When you tested with AWS CLI, what credential did you use? If you copy these credentials directly into the aws.yml config, do you also get the same error?

- module: aws
  period: 5m
  access_key_id: <'access key id'>
  secret_access_key: <'secret access key'>
  session_token: <'if you have a session token'>
  metricsets:
    - ec2

kmroz · April 20, 2020, 8:26pm

Hey ,

Yes , i have tried both pasting in the config and using the profile_name. It gives me the same error.

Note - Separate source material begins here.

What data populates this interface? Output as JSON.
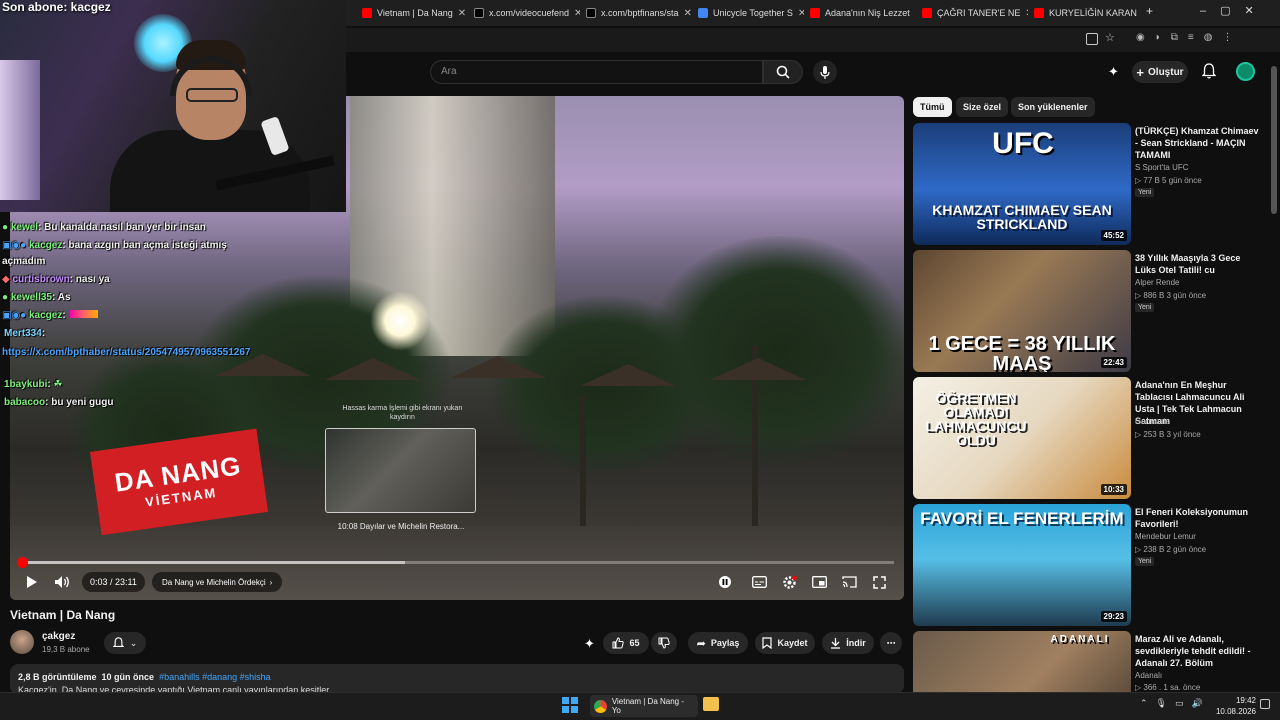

kmroz · April 20, 2020, 10:02pm

so, it seems after doing a daemon-reload ec2 started to work. I am now running into the issue with S3 saying i need to DescrbeRegions

kmroz · April 20, 2020, 10:11pm

weirdly enough had to add regions sections to this to get it working. I think i am running now. Thank you

Kaiyan_Sheng · April 20, 2020, 11:05pm

oh no... I can't think of anything if the config is right though hmmm I can't reproduce it on my side

If you run ./metricbeat -e -d '*' to enable debug log, will you able to see any other information might be useful?

Kaiyan_Sheng · April 20, 2020, 11:06pm

Ahh great! I didn't see your recent comments! Thanks for letting me know!!

kmroz · April 21, 2020, 1:48pm

No problem, thanks for helping out!

system · May 19, 2020, 1:48pm

This topic was automatically closed 28 days after the last reply. New replies are no longer allowed.